Head Start makeover offers opportunities, challenges to program’s backers

Changes to Head Start, the first overhaul of the program in decades, include a requirement that it become a full-day program by 2021. (Photo by Shanna Trim/Creative Commons)

WASHINGTON – Head Start “has done a lot of good in the past 50 years,” but the first early education program in the U.S. is due for a change, said Jonathon Gonzales, executive director of the Arizona Head Start Association.

That change started Tuesday via a 118-page “comprehensive” rewrite of Head Start rules, the first such overhaul in more than 40 years.

The changes will be phased in over several years, with the biggest impact likely to be the requirement that programs shift to a full-day offering by 2021. Most of the 14 programs in Arizona currently provide half-day school-readiness classes for toddlers and young children, Gonzales said.

“This is going to be challenging for our programs because it essentially means we have to double the amount of available classrooms,” Gonzales said.

But Arizona is not alone.

“During conference calls with the D.C. office everyone was saying, ‘As we roll this out, we’re going to serve less kids, but it’s going to be a higher-quality program,'” Gonzales said of his association.

Congress appropriated $294 million to fund the shift to full-time Head Start across the nation, but Gonzales said there is no cost-estimate for Arizona – which currently serves 23,000 low-income and homeless families – and there probably won’t be a reliable projection until the end of next year.

The new standards also call for teachers to focus on “social, emotional and cognitive skills,” what Gonzales describes as teaching “healthy life skills” alongside ABCs.
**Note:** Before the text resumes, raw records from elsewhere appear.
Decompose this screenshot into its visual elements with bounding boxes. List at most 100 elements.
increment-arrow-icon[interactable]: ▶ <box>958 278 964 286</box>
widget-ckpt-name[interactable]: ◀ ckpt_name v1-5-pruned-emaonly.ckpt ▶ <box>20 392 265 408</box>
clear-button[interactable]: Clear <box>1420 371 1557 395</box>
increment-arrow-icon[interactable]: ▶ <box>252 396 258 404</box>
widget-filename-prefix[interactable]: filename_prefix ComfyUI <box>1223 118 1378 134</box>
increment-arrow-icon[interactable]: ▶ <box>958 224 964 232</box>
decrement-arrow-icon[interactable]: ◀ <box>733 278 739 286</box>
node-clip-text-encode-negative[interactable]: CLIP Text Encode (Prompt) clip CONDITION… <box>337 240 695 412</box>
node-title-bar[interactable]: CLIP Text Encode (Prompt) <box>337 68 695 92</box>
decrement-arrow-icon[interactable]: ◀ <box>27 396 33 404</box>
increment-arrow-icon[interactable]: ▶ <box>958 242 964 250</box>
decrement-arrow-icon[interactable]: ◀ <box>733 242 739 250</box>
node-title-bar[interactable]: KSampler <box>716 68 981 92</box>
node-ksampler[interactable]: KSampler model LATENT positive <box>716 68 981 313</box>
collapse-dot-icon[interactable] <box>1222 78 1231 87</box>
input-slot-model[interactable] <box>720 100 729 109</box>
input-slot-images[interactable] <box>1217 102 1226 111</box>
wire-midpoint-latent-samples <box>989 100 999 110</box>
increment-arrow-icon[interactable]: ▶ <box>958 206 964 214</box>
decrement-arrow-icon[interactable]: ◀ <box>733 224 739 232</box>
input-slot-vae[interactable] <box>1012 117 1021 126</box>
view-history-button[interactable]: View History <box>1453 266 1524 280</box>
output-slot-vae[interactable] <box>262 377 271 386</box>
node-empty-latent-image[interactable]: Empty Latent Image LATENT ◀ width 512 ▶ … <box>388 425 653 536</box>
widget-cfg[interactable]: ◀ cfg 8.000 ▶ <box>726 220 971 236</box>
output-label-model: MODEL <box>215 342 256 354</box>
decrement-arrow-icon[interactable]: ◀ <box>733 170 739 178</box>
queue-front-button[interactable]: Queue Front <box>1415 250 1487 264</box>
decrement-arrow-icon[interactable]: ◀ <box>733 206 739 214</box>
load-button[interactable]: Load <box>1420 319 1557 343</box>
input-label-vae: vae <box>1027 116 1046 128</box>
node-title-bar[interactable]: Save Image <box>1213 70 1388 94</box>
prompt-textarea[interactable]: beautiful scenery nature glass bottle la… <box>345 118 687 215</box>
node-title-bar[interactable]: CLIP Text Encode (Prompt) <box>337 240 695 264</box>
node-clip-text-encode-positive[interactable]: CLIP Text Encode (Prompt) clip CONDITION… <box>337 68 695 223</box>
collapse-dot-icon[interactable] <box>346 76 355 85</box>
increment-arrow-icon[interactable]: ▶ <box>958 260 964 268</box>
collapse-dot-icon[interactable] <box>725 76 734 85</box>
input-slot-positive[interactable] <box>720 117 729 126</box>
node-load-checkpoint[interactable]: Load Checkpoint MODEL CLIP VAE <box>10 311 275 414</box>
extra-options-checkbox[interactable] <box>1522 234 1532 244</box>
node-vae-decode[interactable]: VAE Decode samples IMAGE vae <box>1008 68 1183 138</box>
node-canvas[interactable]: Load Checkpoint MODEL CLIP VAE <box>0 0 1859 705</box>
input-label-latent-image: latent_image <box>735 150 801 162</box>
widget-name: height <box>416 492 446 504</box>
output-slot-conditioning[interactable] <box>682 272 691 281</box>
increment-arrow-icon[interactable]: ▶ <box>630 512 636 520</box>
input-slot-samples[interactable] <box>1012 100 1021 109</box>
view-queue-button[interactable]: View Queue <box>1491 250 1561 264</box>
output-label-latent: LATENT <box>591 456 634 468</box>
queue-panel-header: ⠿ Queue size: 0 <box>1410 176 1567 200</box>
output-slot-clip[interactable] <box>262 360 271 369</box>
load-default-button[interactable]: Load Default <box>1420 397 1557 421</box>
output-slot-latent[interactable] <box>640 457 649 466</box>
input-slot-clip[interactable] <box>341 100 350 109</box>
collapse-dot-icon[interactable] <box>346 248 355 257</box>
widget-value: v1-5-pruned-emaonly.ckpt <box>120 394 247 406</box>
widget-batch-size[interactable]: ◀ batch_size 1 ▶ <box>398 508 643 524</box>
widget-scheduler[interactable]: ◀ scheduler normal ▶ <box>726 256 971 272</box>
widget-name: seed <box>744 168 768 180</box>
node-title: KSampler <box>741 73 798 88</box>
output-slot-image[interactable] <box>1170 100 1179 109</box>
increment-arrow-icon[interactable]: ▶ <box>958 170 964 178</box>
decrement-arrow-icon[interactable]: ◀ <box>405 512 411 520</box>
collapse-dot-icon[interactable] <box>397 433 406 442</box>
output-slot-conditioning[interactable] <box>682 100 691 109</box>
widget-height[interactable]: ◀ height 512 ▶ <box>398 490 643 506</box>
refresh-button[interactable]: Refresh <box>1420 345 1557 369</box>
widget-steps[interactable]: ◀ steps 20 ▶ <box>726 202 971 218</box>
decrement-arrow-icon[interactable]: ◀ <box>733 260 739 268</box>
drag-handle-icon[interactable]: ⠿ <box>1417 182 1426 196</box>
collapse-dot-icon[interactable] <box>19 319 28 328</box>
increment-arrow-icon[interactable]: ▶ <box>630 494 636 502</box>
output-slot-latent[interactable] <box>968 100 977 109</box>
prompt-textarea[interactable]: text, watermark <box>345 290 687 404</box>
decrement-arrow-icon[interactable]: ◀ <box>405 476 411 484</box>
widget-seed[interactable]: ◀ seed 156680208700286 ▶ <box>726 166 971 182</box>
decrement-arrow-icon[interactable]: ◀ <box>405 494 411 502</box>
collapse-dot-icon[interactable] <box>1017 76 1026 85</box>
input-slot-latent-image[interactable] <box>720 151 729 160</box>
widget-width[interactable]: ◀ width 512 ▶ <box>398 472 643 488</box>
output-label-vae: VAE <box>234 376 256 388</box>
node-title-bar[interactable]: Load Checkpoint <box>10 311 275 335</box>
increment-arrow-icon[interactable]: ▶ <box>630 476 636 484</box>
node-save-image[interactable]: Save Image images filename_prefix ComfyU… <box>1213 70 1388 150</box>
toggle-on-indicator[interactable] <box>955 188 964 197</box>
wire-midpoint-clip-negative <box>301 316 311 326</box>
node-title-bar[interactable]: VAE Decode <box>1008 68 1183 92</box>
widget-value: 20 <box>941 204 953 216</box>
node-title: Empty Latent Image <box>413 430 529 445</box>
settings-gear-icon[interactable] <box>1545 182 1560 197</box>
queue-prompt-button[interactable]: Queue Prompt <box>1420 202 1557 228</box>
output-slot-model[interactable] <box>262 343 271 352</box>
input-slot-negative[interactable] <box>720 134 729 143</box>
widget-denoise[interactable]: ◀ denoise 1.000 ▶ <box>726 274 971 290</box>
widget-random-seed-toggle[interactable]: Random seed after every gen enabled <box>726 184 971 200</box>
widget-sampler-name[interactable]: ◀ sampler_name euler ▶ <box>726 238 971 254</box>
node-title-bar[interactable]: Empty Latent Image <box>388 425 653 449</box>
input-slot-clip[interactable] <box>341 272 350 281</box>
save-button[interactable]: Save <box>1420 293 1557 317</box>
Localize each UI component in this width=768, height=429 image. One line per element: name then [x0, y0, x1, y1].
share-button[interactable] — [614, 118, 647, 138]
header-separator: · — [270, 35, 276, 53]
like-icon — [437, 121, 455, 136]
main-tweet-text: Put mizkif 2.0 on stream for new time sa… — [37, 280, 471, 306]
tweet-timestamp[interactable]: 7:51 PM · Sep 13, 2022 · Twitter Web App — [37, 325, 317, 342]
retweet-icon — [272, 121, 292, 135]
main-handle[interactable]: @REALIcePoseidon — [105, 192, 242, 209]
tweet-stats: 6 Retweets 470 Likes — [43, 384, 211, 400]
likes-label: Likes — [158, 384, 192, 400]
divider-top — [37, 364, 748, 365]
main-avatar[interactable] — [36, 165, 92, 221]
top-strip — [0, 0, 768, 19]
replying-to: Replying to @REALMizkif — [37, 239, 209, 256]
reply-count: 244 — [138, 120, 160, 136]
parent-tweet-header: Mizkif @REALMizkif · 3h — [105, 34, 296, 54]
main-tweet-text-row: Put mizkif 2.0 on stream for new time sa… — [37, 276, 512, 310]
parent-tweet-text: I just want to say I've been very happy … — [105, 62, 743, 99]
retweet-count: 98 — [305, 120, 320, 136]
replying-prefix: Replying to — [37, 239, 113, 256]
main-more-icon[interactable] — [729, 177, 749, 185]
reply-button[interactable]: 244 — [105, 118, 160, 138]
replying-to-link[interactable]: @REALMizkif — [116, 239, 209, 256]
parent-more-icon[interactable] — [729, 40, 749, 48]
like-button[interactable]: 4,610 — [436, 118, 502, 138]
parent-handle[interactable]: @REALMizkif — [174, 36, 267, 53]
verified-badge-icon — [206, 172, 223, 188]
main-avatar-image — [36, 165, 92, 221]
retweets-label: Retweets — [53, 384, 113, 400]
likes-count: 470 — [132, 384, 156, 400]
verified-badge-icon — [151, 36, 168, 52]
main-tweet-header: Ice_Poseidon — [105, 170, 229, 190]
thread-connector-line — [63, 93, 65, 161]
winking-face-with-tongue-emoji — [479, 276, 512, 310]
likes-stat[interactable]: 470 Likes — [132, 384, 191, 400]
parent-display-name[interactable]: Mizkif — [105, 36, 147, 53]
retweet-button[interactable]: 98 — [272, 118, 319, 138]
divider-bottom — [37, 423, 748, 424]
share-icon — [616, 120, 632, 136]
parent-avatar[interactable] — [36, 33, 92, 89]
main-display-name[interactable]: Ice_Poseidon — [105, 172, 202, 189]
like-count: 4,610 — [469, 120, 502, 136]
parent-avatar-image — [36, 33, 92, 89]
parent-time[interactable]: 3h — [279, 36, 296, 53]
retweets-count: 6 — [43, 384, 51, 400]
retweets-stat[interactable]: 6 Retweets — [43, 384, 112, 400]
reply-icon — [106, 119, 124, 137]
“When you see a kiddo throwing a tantrum, a good teacher can walk them through how they’re feeling, show them that the feelings are OK, but there are ways to express them healthily,” he said.

These “cognitive skills” are very important when a child enters a more formal classroom setting, said researchers at Georgetown University.

“Kids who are in pre-K are more attentive and less timid when they enter kindergarten, so that seems to be a step in the right direction,” said William Gormley, co-director of the Center for Research on Children in the United States. His comments came during a panel at the Brookings Institution on Early Childhood Education in late October.

Mark Joraanstad, the director of Arizona School Administrators, said he saw these advantages during his time as an educator in Glendale and Saddle Mountain.

“Head Start children were significantly more ready for kindergarten, not only in academics like vocabulary, but also their fine motor skills from scissors and crayons,” Joraanstad said.

“And their parents had established relationships with school and office staff … which means if any issues come up later, the parents know what to do and feel comfortable coming into schools,” he said.

Another way to increase parental involvement and enthusiasm is to make the programs family-friendly, which is “where the real benefits for a full-day program come in,” said Vanderbilt University researcher Dale Farran.

“There’s parents who need a full-day program for their 3-year-olds,” Farran said. “Not a full school day but a working day.”

She said this flexibility for working parents might mean more families choose Head Start over full-day daycare programs.

Doubling instruction time means teachers need to be better prepared, and the new standards call for better teacher support, recruitment and professional development. But that’s one area where Gonzales said Arizona already succeeds.

“Arizona Head Start actually has a higher percentage of teachers with qualified requirements than the rest of the nation,” he said.

At the end of last year, 87 percent of Head Start instructors in Arizona had a bachelor’s degree, compared to a national average of 73 percent.

Gonzales said the large number of instructors with degrees focused on early childhood education means Arizona Head Start feels prepared to implement the new standards and, “advocate, collaborate and educate families and communities that need it the most.”